Вырыта заступом яма глубокая. Жизнь невеселая, жизнь одинокая, Жизнь бесприютная, жизнь терпеливая, Жизнь, как осенняя ночь, молчаливая, — Горько она, моя бедная, шла И, как степной огонек, замерла…

Сильные, выстраданные стихи большого поэта.

Могилы Кольцовых. И здесь на одном из памятников стихи:

Под крестом – моя могила; На кресте – моя любовь!

Стихи поэта гениального.

Когда в 1835 году вышел первый сборник стихов только начинавшего поэтическую деятельность Кольцова, Белинский-критик, сам тогда еще начинавший, чутко отметил истинность кольцовской поэзии: «Он владеет талантом не большим, но истинным, даром творчества не глубоким и не сильным, но неподдельным и не натянутым». Лишь в 1846 году, уже после смерти поэта, постоянно нараставшая сила оценок кольцовской поэзии у Белинского разрешилась, наконец, признанием за Кольцовым нрав на определение – гениальный: «гениальный талант». И думается, связана эта разность оценок не только с эволюцией поэта.

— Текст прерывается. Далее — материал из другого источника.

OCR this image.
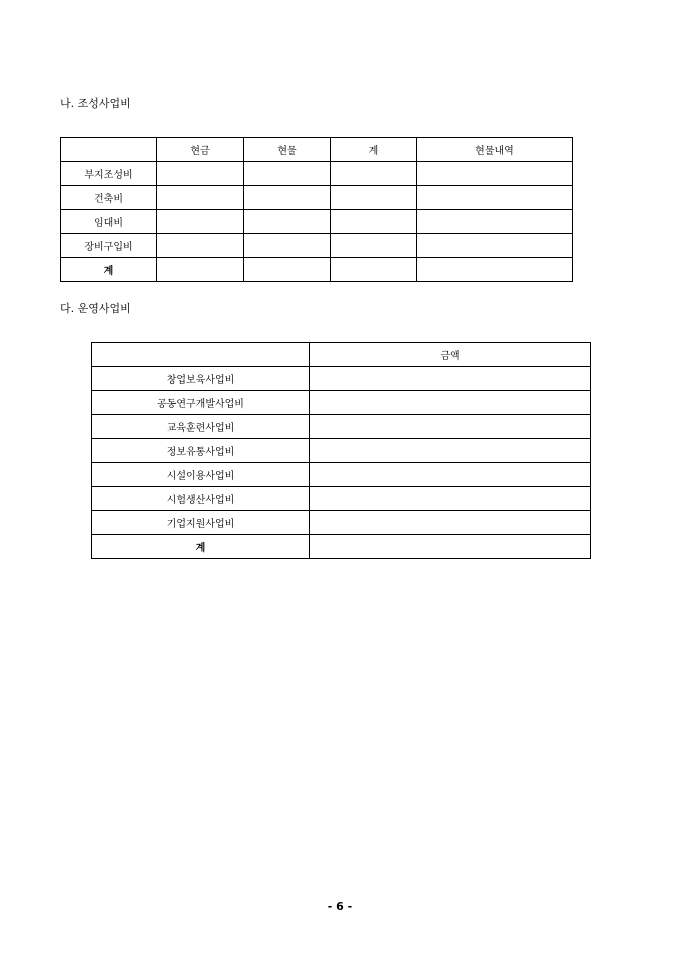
나. 조성사업비
	현금	현물	계	현물내역
부지조성비				
건축비				
임대비				
장비구입비				
계				
다. 운영사업비
	금액
창업보육사업비	
공동연구개발사업비	
교육훈련사업비	
정보유통사업비	
시설이용사업비	
시험생산사업비	
기업지원사업비	
계	
- 6 -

Интересно, что поэзия Кольцова, столь кровно национальная и народная, уже при рождении своем была воспринята как явление уникальное, исключительное и неповторимое, а связывали ее неповторимость прежде всего с особенностями жизни и быта русского крестьянства, простонародья, простолюдинов, как тогда часто говорили. Даже Белинский. А раз так, то очевидно, что с судьбами этой жизни и этого быта и должна быть связана в будущем судьба поэзии, которая так полно их выразила. Будет жить этот быт – будет жить поэзия Кольцова, обречен он – и она обречена. Может быть, Белинскому такие заключения показались бы преждевременными. В нашу же эпоху вопрос уже и решился. Уходит и, по сути, во многом ушла крестьянская Россия в узкотрадиционном понимании этого слова. И, значит, Кольцов уходит, и, по сути, ушел?

«Дело тут не только в том, что за сто лет многое изменится, и вероятно, почти не останется никаких примет того времени, в которое жил Кольцов и которое он отображал в своих произведениях. Дело еще в том, что изменится русский язык и у Кольцова многое станет непонятным. Это частично наблюдается и сейчас. Я, например, люблю Кольцова и хорошо понимаю его потому, что мне с детства хорошо знакомо многое из того, о чем он писал, что он мог видеть в жизни, что он мог чувствовать, и т. д. А возьмите, например, теперешнего молодого человека, даже живущего в деревне и работающего в сельском хозяйстве. Он в стихах Кольцова многого не поймет, если ему никто не объяснит сначала. Я, скажем, хорошо знаю и ярко представляю себе, что это значит:

Выбелим железо О сырую землю.

А подавляющему большинству молодых современных читателей надо объяснять это. Впрочем, не только это» (Михаил Исаковский).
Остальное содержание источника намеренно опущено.